La riforma del lavoro è realtà. Approvata lo scorso 27 giugno, entrerà ufficialmente in vigore il prossimo 18 luglio. E dopo 40 anni le regole di assunzione e licenziamento in Italia cambiano. Tutti lo sapevano ma solo ora si alza definitivamente il polverone.
La parola d’ordine del nuovo ordinamento è flessibilità. Flessibilità in ingresso e in uscita nel mercato del lavoro, stando alla nuova disciplina sostanziale che regolerà i licenziamenti.
I margini? Resta ancora da vedere quali siano i margini di suddetta flessibilità e che reale vantaggio avranno piccole e medie imprese, oltre che i lavoratori.
Flessibili nel licenziare, flessibili nel reintegrare o assumere.
Il processo sui licenziamenti sarà più veloce e saranno introdotte nuove forme di tutela della disoccupazione, ovvero, stando all’articolo 3 della Riforma di legge il deus ex machina del licenziamento per giusta causa sarà lo sfruttamento degli ammortizzatori sociali: la novità principale riguarderà l’introduzione dell’ASPI (Assicurazione Sociale per l’impiego), che sarà in vigore nel 2013 e sostituirà a regime, nel 2017, l’indennità di mobilità e di disoccupazione. A usufruire, oltre i lavoratori dipendenti, potranno essere gli apprendisti e gli artisti. Sarà possibile trasformare l’indennità Aspi in liquidazione per disporre in tal modo di un capitale per avviare un’impresa.
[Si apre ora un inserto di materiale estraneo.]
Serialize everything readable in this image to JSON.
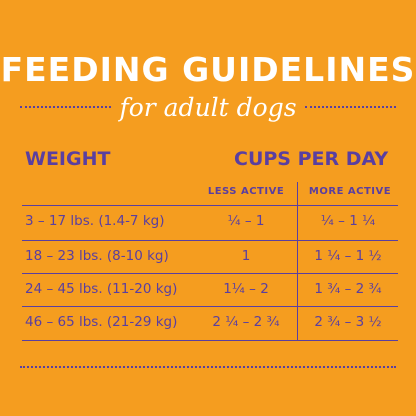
{
  "title": "FEEDING GUIDELINES",
  "subtitle": "for adult dogs",
  "table": {
    "weight_header": "WEIGHT",
    "cups_header": "CUPS PER DAY",
    "less_active_header": "LESS ACTIVE",
    "more_active_header": "MORE ACTIVE",
    "rows": [
      {
        "weight": "3 – 17 lbs. (1.4-7 kg)",
        "less": "¼ – 1",
        "more": "¼ – 1 ¼"
      },
      {
        "weight": "18 – 23 lbs. (8-10 kg)",
        "less": "1",
        "more": "1 ¼ – 1 ½"
      },
      {
        "weight": "24 – 45 lbs. (11-20 kg)",
        "less": "1¼ – 2",
        "more": "1 ¾ – 2 ¾"
      },
      {
        "weight": "46 – 65 lbs. (21-29 kg)",
        "less": "2 ¼ – 2 ¾",
        "more": "2 ¾ – 3 ½"
      }
    ]
  },
  "colors": {
    "background": "#f59d1f",
    "text_purple": "#5a3fa0",
    "title_white": "#ffffff"
  }
}
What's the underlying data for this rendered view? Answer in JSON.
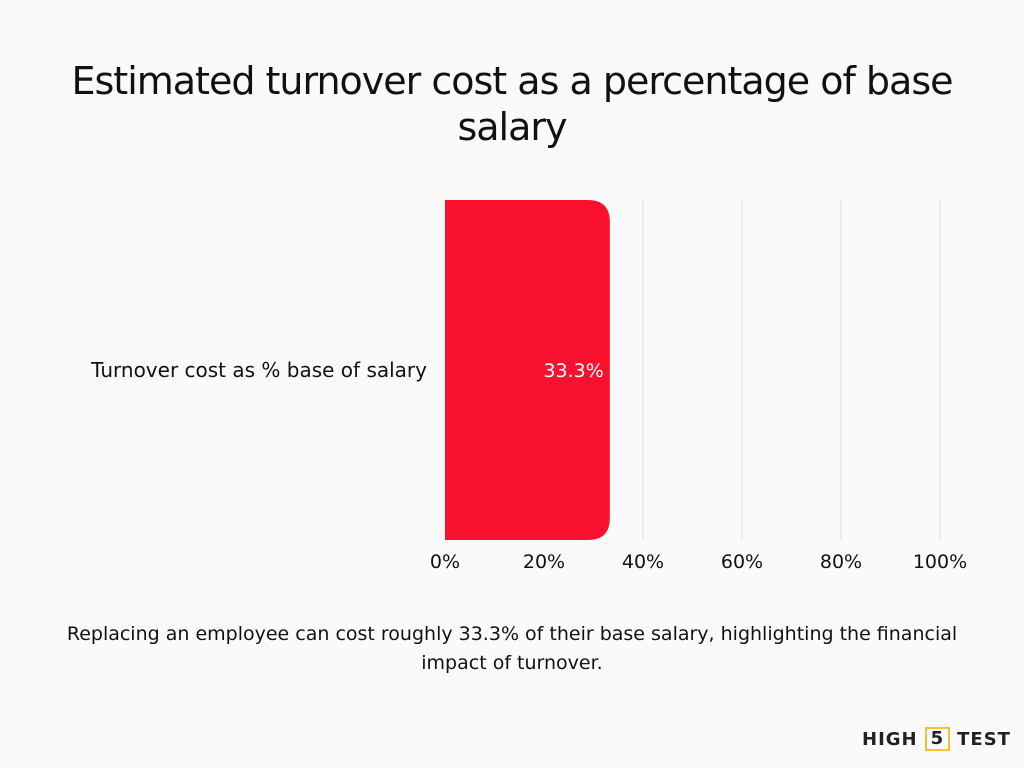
{
  "title": "Estimated turnover cost as a percentage of base salary",
  "caption": "Replacing an employee can cost roughly 33.3% of their base salary, highlighting the financial impact of turnover.",
  "logo": {
    "left": "HIGH",
    "mid": "5",
    "right": "TEST"
  },
  "chart_data": {
    "type": "bar",
    "orientation": "horizontal",
    "categories": [
      "Turnover cost as % base of salary"
    ],
    "values": [
      33.3
    ],
    "data_labels": [
      "33.3%"
    ],
    "xlim": [
      0,
      100
    ],
    "x_ticks": [
      "0%",
      "20%",
      "40%",
      "60%",
      "80%",
      "100%"
    ],
    "grid": true,
    "bar_color": "#f9112f"
  }
}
Già, un’impresa, stando all’Associazione Nazionale dei Consulenti del Lavoro sarà un’impresa trovare un posto di lavoro e mantenerlo.
Addio quindi al reintegro automatico in caso di licenziamento per motivi economici, anche se per alcuni casi specifici sarà prevista un’indennità risarcitoria. Nel caso di licenziamento disciplinare, per giusta causa o giustificato motivo soggettivo, il giudice avrà una minor discrezionalità nella decisione del reintegro, che sarà previsto solo sulla base dei contratti collettivi.
E i piccoli medi imprenditori? Dovranno puntare sul contratto di apprendistato che diventerà la forma contrattuale dominante attraverso un sistema di incentivi e di benefici contributivi e che dovrà avere una durata minima non inferiore ai 6 mesi, unica vera novità sotto questo fronte.
E i titolari di Partita Iva? Nodo ancora irrisolto e che si appresta a diventare focolaio di discussioni e polemiche. Per i liberi professionisti la durata di collaborazione non dovrà superare gli 8 mesi e il corrispettivo pagato non dovrà superare l’80% di quello di dipendenti e co.co.co. In caso di collaborazione continuata che superi gli 8 mesi, il rapporto di lavoro si dovrà tramutare in altra forma contrattuale.
Mettiamo insieme le due cose: la guerra ai partitivisti porterà sempre meno titolari a mettersi in proprio e a fare, come accade oggi, di necessità virtù. Dall’altra parte, i piccoli medi imprenditori, ai quali mancheranno agevolazioni e aiuti nell’ acquisizione di nuove risorse, saranno costretti a trovare un mutuo accordo con chi sarà in cerca di un impiego. Che per uscire da un circolo vizioso come quello proposto dall’attuale Riforma si proceda alla mala parata e si fomenti il lavoro nero?
Mutua solidarietà tra piccolo imprenditore e lavoratore, l’uno alla ricerca di nuove commesse e l’altro alla ricerca di un nuovo lavoro?
Ma non sarebbe meglio incentivare le assunzioni a tempo indeterminato liberando le pmi dalle tassazioni e dalla pressione fiscale cui sono soggette, almeno nei primi tre anni di vita dell’attività?
Una riforma apprezzabile, dunque, o solo fumo negli occhi? A dire il vero molti sono ancora i tasti dolenti e quelli poco chiari. Come essere tutelati e scegliere la più opportuna tipologia di contratto di lavoro da proporre o da accettare? Che fine faranno gli ordini professionali ancora in bilico con relative casse previdenziali al seguito? E le partite IVA finte e i lavoratori parasubordinati che esistono da sempre?
Dopo tante chiacchiere e pagine di Riforma, un punto proprio ci manca: dov’è finita la forza di trascinamento e incoraggiamento verso le piccole e medie imprese?